Embracing the Disharmony in Heterogeneous Medical Data
- URL: http://arxiv.org/abs/2103.12857v1
- Date: Tue, 23 Mar 2021 21:36:39 GMT
- Title: Embracing the Disharmony in Heterogeneous Medical Data
- Authors: Rongguang Wang, Pratik Chaudhari, Christos Davatzikos
- Abstract summary: Heterogeneity in medical imaging data is often tackled, in the context of machine learning, using domain invariance.
This paper instead embraces the heterogeneity and treats it as a multi-task learning problem.
We show that this approach improves classification accuracy by 5-30 % across different datasets on the main classification tasks.

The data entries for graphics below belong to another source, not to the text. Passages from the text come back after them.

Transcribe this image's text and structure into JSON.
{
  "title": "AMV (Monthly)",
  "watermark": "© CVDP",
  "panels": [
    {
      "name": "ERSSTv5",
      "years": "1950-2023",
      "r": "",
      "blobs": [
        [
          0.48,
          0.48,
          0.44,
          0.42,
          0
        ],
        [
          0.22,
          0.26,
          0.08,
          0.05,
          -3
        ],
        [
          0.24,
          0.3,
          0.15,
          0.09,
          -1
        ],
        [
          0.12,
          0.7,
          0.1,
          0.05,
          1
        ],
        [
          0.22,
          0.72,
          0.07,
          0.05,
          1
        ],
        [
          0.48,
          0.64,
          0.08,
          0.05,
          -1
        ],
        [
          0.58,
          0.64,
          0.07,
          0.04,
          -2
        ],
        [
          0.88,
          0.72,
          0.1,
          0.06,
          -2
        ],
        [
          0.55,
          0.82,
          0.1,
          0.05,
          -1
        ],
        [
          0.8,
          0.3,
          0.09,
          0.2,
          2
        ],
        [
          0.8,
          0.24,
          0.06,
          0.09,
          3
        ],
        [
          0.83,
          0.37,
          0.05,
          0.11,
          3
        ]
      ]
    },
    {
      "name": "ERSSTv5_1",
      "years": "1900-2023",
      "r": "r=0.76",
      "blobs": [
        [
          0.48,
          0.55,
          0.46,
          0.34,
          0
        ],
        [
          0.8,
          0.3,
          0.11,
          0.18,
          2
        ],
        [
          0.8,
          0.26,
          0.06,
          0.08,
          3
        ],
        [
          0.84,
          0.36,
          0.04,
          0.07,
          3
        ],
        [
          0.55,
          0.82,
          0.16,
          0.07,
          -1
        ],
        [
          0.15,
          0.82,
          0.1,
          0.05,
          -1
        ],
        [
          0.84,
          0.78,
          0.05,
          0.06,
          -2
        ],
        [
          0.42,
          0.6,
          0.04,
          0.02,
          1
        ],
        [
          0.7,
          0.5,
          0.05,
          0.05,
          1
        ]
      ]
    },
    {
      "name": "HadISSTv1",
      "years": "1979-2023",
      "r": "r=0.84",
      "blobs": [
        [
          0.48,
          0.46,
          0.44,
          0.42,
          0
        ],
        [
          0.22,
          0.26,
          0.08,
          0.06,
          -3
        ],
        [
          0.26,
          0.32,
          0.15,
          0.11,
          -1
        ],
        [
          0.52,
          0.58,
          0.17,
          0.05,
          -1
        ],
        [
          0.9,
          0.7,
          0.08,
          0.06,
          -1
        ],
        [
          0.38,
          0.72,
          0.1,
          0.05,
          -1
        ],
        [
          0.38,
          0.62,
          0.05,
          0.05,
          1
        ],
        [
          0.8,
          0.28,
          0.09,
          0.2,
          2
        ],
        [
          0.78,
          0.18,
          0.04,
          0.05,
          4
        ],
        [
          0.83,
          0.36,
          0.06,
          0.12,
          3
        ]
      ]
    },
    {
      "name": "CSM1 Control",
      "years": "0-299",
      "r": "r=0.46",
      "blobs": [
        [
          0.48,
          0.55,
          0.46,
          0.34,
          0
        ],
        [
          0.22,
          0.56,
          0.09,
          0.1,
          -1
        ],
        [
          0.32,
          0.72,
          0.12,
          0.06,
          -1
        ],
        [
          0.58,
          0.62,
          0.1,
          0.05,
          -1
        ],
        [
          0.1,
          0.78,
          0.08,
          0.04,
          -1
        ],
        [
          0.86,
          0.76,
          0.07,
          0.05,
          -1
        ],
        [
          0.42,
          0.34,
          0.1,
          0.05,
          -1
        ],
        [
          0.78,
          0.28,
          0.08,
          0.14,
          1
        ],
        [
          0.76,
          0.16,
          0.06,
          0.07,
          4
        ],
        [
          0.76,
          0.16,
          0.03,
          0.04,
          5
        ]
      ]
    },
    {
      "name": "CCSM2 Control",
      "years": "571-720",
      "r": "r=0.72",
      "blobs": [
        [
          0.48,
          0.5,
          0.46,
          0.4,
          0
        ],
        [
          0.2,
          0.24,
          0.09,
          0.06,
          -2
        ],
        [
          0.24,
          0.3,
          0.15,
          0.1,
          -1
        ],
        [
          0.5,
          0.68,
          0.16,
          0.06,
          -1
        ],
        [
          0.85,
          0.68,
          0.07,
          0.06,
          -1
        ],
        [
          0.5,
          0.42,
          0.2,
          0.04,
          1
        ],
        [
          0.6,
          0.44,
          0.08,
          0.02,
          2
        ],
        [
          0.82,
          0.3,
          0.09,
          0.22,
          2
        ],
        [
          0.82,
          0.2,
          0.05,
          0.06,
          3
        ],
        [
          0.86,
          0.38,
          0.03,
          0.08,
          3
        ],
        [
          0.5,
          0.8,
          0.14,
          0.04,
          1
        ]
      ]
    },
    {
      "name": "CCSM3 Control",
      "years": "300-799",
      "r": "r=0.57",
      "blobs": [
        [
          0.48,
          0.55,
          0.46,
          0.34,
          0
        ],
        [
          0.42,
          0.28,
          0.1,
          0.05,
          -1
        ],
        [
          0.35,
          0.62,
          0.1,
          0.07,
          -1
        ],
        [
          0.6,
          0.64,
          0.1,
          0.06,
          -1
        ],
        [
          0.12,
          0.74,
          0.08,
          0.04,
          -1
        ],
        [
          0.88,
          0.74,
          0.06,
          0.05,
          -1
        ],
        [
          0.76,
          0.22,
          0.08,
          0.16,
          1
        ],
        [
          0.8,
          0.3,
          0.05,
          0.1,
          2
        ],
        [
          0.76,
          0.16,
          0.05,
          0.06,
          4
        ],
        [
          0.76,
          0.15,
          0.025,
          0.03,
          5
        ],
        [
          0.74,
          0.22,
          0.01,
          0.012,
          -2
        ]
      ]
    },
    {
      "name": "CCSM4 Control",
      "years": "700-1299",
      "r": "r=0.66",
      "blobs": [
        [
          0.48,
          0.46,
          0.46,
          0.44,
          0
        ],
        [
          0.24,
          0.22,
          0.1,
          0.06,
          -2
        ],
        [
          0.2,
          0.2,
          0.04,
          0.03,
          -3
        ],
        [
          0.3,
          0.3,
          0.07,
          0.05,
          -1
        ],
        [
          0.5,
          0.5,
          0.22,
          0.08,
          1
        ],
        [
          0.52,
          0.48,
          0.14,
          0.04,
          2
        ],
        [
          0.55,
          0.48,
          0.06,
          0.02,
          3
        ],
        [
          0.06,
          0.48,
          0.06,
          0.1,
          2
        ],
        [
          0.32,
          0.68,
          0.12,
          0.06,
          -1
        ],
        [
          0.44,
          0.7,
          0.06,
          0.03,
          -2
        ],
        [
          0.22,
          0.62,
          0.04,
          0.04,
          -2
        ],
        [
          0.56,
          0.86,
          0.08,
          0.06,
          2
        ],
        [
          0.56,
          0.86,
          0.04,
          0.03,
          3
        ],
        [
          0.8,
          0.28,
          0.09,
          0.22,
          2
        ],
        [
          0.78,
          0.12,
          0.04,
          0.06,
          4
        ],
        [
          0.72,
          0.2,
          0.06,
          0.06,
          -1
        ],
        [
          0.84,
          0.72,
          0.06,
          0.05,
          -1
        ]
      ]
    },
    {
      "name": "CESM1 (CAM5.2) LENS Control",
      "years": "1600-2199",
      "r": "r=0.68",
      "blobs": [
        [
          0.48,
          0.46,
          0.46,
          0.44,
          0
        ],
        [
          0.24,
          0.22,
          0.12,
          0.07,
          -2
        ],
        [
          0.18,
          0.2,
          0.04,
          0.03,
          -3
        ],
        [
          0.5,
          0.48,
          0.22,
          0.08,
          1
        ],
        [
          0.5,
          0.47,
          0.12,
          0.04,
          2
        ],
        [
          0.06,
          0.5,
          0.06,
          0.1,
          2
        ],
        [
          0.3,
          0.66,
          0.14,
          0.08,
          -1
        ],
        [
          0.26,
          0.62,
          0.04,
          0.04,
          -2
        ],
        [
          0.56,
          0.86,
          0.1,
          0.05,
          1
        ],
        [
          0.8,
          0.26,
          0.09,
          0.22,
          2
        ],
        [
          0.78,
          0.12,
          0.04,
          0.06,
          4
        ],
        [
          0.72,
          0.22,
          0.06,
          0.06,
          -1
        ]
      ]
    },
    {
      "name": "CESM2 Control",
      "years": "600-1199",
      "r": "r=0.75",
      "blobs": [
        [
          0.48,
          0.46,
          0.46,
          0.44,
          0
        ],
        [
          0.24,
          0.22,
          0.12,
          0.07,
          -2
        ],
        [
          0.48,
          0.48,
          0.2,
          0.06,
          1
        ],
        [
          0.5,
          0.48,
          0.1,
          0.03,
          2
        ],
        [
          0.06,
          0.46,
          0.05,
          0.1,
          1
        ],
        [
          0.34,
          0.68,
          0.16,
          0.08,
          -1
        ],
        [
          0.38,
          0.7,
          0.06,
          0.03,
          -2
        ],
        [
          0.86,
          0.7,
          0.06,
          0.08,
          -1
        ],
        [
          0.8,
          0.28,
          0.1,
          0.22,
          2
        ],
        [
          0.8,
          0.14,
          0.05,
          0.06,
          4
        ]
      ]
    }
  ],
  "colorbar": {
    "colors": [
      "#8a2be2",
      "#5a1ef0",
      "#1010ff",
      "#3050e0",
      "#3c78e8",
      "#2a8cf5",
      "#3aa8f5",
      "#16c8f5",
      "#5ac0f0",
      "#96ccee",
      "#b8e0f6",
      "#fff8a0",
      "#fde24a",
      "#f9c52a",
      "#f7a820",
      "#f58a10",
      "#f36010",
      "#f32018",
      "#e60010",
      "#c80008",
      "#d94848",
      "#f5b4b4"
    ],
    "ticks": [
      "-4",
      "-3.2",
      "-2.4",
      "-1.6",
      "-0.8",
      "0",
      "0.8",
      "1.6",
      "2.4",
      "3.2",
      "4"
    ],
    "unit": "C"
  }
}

- Score: 12.739380441313022
- License: http://creativecommons.org/licenses/by/4.0/
- Abstract: Heterogeneity in medical imaging data is often tackled, in the context of
machine learning, using domain invariance, i.e. deriving models that are robust
to domain shifts, which can be both within domain (e.g. demographics) and
across domains (e.g. scanner/protocol characteristics). However this approach
can be detrimental to performance because it necessitates averaging across
intra-class variability and reduces discriminatory power of learned models, in
order to achieve better intra- and inter-domain generalization. This paper
instead embraces the heterogeneity and treats it as a multi-task learning
problem to explicitly adapt trained classifiers to both inter-site and
intra-site heterogeneity. We demonstrate that the error of a base classifier on
challenging 3D brain magnetic resonance imaging (MRI) datasets can be reduced
by 2-3 times, in certain tasks, by adapting to the specific demographics of the
patients, and different acquisition protocols. Learning the characteristics of
domain shifts is achieved via auxiliary learning tasks leveraging commonly
available data and variables, e.g. demographics. In our experiments, we use
gender classification and age regression as auxiliary tasks helping the network
weights trained on a source site adapt to data from a target site; we show that
this approach improves classification accuracy by 5-30 % across different
datasets on the main classification tasks, e.g. disease classification.